My interest in the English language was buried under a heap of career confusion typical of college graduates who weren’t raised by college graduates (or even around any, for that matter). And the “whoever dies with the most toys wins” mentality of the 1980s wasn’t helping.

But when I look back, I can see that an untapped interest in language was right under my nose — right up on the big screen. A single moment in the 1988 blockbuster delighted me to no end, hinting at an underlying passion for grammar.

In the movie, Dustin Hoffman played Raymond, who was the savant brother of Tom Cruise’s character, Charlie, who was a world-class jerk. Raymond documented Charlie’s atrocities on his “serious injury list,” including an incident in which Charlie “yelled and pulled and hurt my neck.”

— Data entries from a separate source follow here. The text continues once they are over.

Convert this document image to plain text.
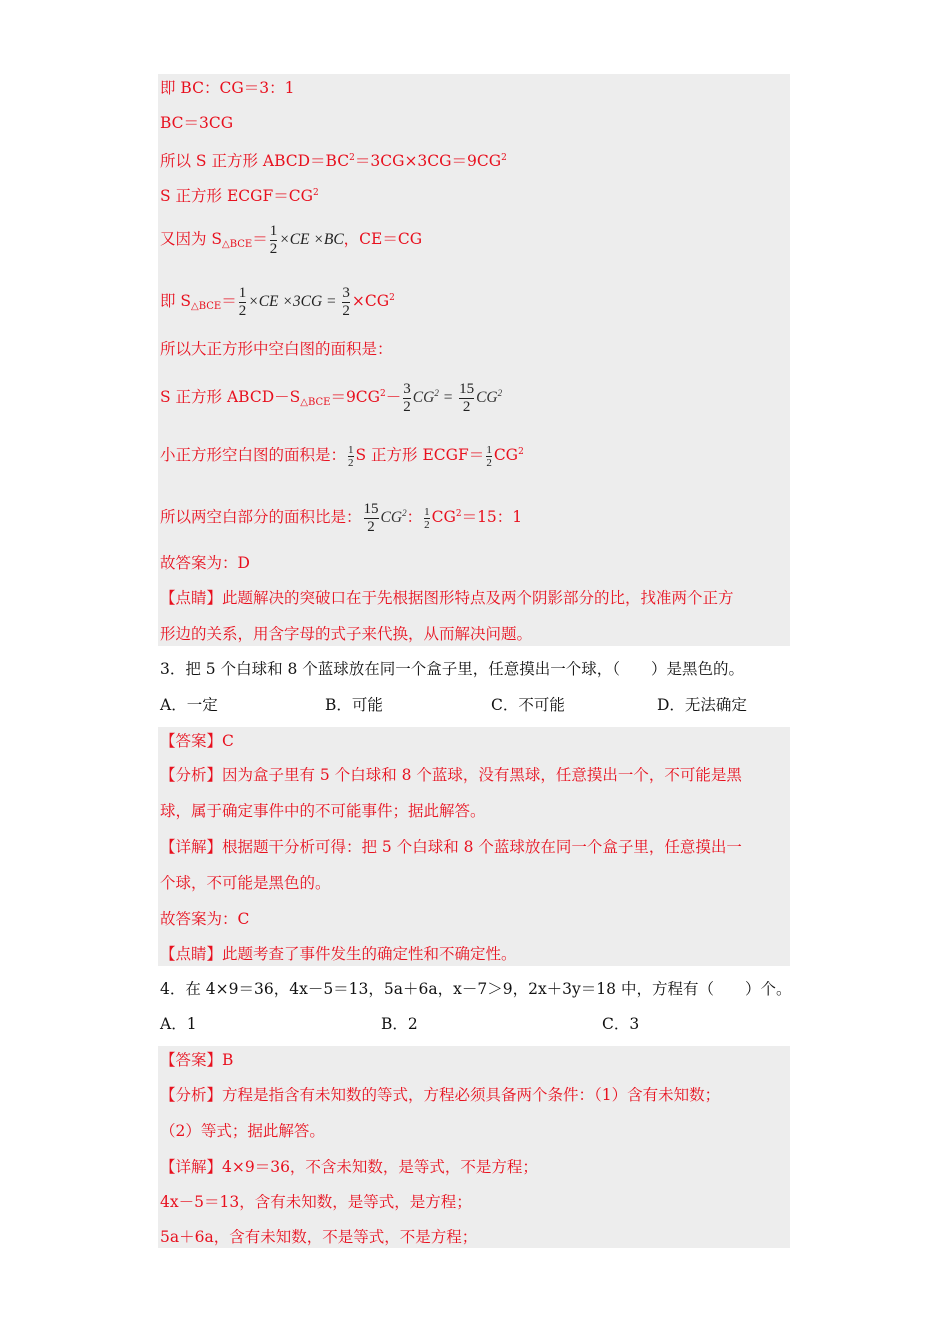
即 BC：CG＝3：1
BC＝3CG
所以 S 正方形 $ABCD=BC^2=3CG\times 3CG=9CG^2$
S 正方形 $ECGF=CG^2$
又因为 $S_{\triangle BCE}= \frac{1}{2} \times CE \times BC$，CE＝CG
即 $S_{\triangle BCE}= \frac{1}{2} \times CE \times 3CG = \frac{3}{2} \times CG^2$
所以大正方形中空白图的面积是：
S 正方形 $ABCD-S_{\triangle BCE}=9CG^2- \frac{3}{2} CG^2 = \frac{15}{2} CG^2$
小正方形空白图的面积是： $\frac{1}{2}$ S 正方形 ECGF＝ $\frac{1}{2} CG^2$
所以两空白部分的面积比是： $\frac{15}{2} CG^2$： $\frac{1}{2} CG^2=15$：1
故答案为：D
【点睛】此题解决的突破口在于先根据图形特点及两个阴影部分的比，找准两个正方
形边的关系，用含字母的式子来代换，从而解决问题。
3．把 5 个白球和 8 个蓝球放在同一个盒子里，任意摸出一个球，（　　）是黑色的。
A．一定	B．可能	C．不可能	D．无法确定
【答案】C
【分析】因为盒子里有 5 个白球和 8 个蓝球，没有黑球，任意摸出一个，不可能是黑
球，属于确定事件中的不可能事件；据此解答。
【详解】根据题干分析可得：把 5 个白球和 8 个蓝球放在同一个盒子里，任意摸出一
个球，不可能是黑色的。
故答案为：C
【点睛】此题考查了事件发生的确定性和不确定性。
4．在 4×9＝36，4x－5＝13，5a＋6a，x－7＞9，2x＋3y＝18 中，方程有（　　）个。
A．1	B．2	C．3
【答案】B
【分析】方程是指含有未知数的等式，方程必须具备两个条件：（1）含有未知数；
（2）等式；据此解答。
【详解】4×9＝36，不含未知数，是等式，不是方程；
4x－5＝13，含有未知数，是等式，是方程；
5a＋6a，含有未知数，不是等式，不是方程；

More than 20 years later I still find the line delightful, and the reason lies in its grammar. “Yelled and pulled and hurt my neck” contains a downright precious example of the error called a faulty parallel.

Look at the sentence, “I went to the beach, the park and the mall.” In it, the speaker is attaching three different locations to a single action.

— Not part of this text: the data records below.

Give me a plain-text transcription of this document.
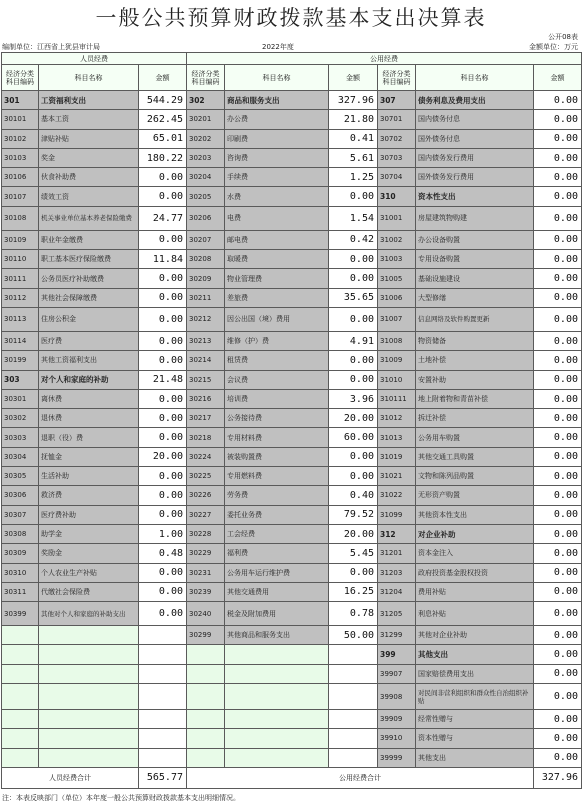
一般公共预算财政拨款基本支出决算表
公开08表
编制单位：江西省上犹县审计局	2022年度	金额单位：万元
人员经费			公用经费					
经济分类科目编码	科目名称	金额	经济分类科目编码	科目名称	金额	经济分类科目编码	科目名称	金额
301	工资福利支出	544.29	302	商品和服务支出	327.96	307	债务利息及费用支出	0.00
30101	基本工资	262.45	30201	办公费	21.80	30701	国内债务付息	0.00
30102	津贴补贴	65.01	30202	印刷费	0.41	30702	国外债务付息	0.00
30103	奖金	180.22	30203	咨询费	5.61	30703	国内债务发行费用	0.00
30106	伙食补助费	0.00	30204	手续费	1.25	30704	国外债务发行费用	0.00
30107	绩效工资	0.00	30205	水费	0.00	310	资本性支出	0.00
30108	机关事业单位基本养老保险缴费	24.77	30206	电费	1.54	31001	房屋建筑物购建	0.00
30109	职业年金缴费	0.00	30207	邮电费	0.42	31002	办公设备购置	0.00
30110	职工基本医疗保险缴费	11.84	30208	取暖费	0.00	31003	专用设备购置	0.00
30111	公务员医疗补助缴费	0.00	30209	物业管理费	0.00	31005	基础设施建设	0.00
30112	其他社会保障缴费	0.00	30211	差旅费	35.65	31006	大型修缮	0.00
30113	住房公积金	0.00	30212	因公出国（境）费用	0.00	31007	信息网络及软件购置更新	0.00
30114	医疗费	0.00	30213	维修（护）费	4.91	31008	物资储备	0.00
30199	其他工资福利支出	0.00	30214	租赁费	0.00	31009	土地补偿	0.00
303	对个人和家庭的补助	21.48	30215	会议费	0.00	31010	安置补助	0.00
30301	离休费	0.00	30216	培训费	3.96	310111	地上附着物和青苗补偿	0.00
30302	退休费	0.00	30217	公务接待费	20.00	31012	拆迁补偿	0.00
30303	退职（役）费	0.00	30218	专用材料费	60.00	31013	公务用车购置	0.00
30304	抚恤金	20.00	30224	被装购置费	0.00	31019	其他交通工具购置	0.00
30305	生活补助	0.00	30225	专用燃料费	0.00	31021	文物和陈列品购置	0.00
30306	救济费	0.00	30226	劳务费	0.40	31022	无形资产购置	0.00
30307	医疗费补助	0.00	30227	委托业务费	79.52	31099	其他资本性支出	0.00
30308	助学金	1.00	30228	工会经费	20.00	312	对企业补助	0.00
30309	奖励金	0.48	30229	福利费	5.45	31201	资本金注入	0.00
30310	个人农业生产补贴	0.00	30231	公务用车运行维护费	0.00	31203	政府投资基金股权投资	0.00
30311	代缴社会保险费	0.00	30239	其他交通费用	16.25	31204	费用补贴	0.00
30399	其他对个人和家庭的补助支出	0.00	30240	税金及附加费用	0.78	31205	利息补贴	0.00
			30299	其他商品和服务支出	50.00	31299	其他对企业补助	0.00
						399	其他支出	0.00
						39907	国家赔偿费用支出	0.00
						39908	对民间非营利组织和群众性自治组织补贴	0.00
						39909	经常性赠与	0.00
						39910	资本性赠与	0.00
						39999	其他支出	0.00
人员经费合计		565.77	公用经费合计					327.96
注：本表反映部门（单位）本年度一般公共预算财政拨款基本支出明细情况。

He’s saying “I went to the beach, I went to the park, and I went to the mall.” But for brevity’s sake, he’s cutting out two instances of the verb, forcing all three locations to share a single verb.

This is called parallel construction, or parallelism, and in this example it’s working just fine. But what if it were worded like this: “I went to the beach, the park and to the mall”? Well, then you would have a breakdown in the system — a faulty parallel.

In parallel construction, multiple words, phrases or clauses all attach to a sentence the same way. In our first beach sentence, the shared element was “I went to,” and the three items that followed all fit.

But when we add “to” before “the mall,” the whole system breaks down, giving us the logical equivalent of “I went to the beach, I went to the park, and I went to to the mall.”

Don’t let this simplistic example fool you. Faulty parallels can creep into even the most skilled writer’s prose. Here, slightly disguised, are some real faulty parallels from articles I’ve edited:

“Dishwashers now use less water, less energy, make less noise and get dishes cleaner than ever before.”

“She was awarded a national book award in fiction as well as a finalist for the Pulitzer Prize.”

“Jones said his customers show a strong preference for LEDs because they run cooler, are more energy efficient and lightweight.”

There are several ways to fix these. The easiest is to insert or delete words to make the elements attach to the stem the same way: “… because they run cooler, are more energy efficient and are more lightweight.”

Sometimes breaking up the pattern with “and” fixes it: “…because they run cooler and are more energy efficient and lightweight.” Other times, you need an overhaul: “She was awarded a national book award in fiction and was a finalist for the Pulitzer Prize.”

“Merriam-Webster’s Dictionary of English Usage” calls faulty parallels venal sins: “Try to avoid them in your writing,” the guide advises. “But if you slip, no one may notice.”

Then again, a whole theater full of people could burst out laughing at you.